La République démocratique du Congo a exprimé son ambition de diriger l’initiative du bassin du Nil (IBN), un partenariat intergouvernemental regroupant dix pays riverains dans le but de promouvoir une gestion équitable, durable et coopérative des ressources en eau du fleuve Nil, afin de stimuler le développement socio-économique et la paix dans la région
De retour à Kinshasa après un séjour en Égypte, le Président de la République Félix Tshisekedi a affirmé que cette initiative assumée vise à favoriser la gouvernance des ressources zonales.
Dans cette optique, le Chef de l’Etat a enjoint les ministre des Affaires étrangères, de l’Environnement, de Ressources hydrauliques et d’électricité, d’engager les consultations nécessaires en vue de préparer la candidature de la RDC à la présidence de l’initiative du bassin du Nil.
Lancé par les pays du bassin du Nil le 22 février 1999, l’initiative du bassin du Nil est un partenariat régional intergouvernemental, afin de gérer et de développer les eaux partagées du bassin du Nil et les ressources connexes de manière coopérative, de partager des avantages socio-économiques substantiels et de promouvoir la paix et la sécurité régionales.

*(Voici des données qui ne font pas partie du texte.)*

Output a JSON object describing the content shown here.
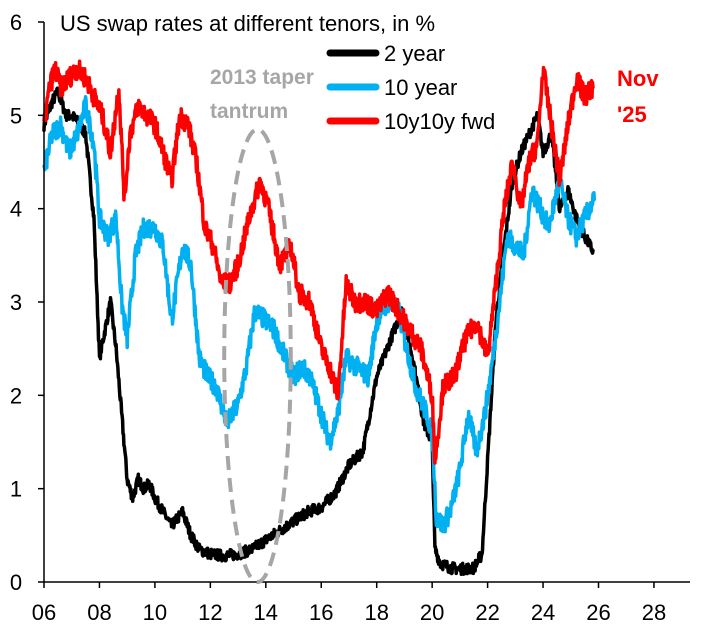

L’IBN compte 10 États membres à savoir : Burundi, République démocratique du Congo, Égypte, Éthiopie, Kenya, Rwanda, Soudan du Sud, Soudan, Tanzanie et Ouganda. L’Érythrée participe en tant qu’observateur.
L’organisation de l’IBN repose sur le principe de subsidiarité selon lequel les questions doivent être traitées par l’autorité compétente la plus petite, la plus basse ou la moins centralisée, d’où les trois centres de l’IBN : Un secrétariat régional (Nile-SEC) basé à Entebbe, en Ouganda, est l’organe exécutif responsable de la direction générale de l’organisation. Deux programmes d’action subsidiaires – le programme d’action subsidiaire pour le Nil oriental (ENSAP) et le programme d’action subsidiaire pour les lacs équatoriaux du Nil (NELSAP) – sont chargés de préparer des projets d’investissement transfrontaliers visant à contribuer à la sécurité énergétique, alimentaire et hydrique dans le bassin du Nil.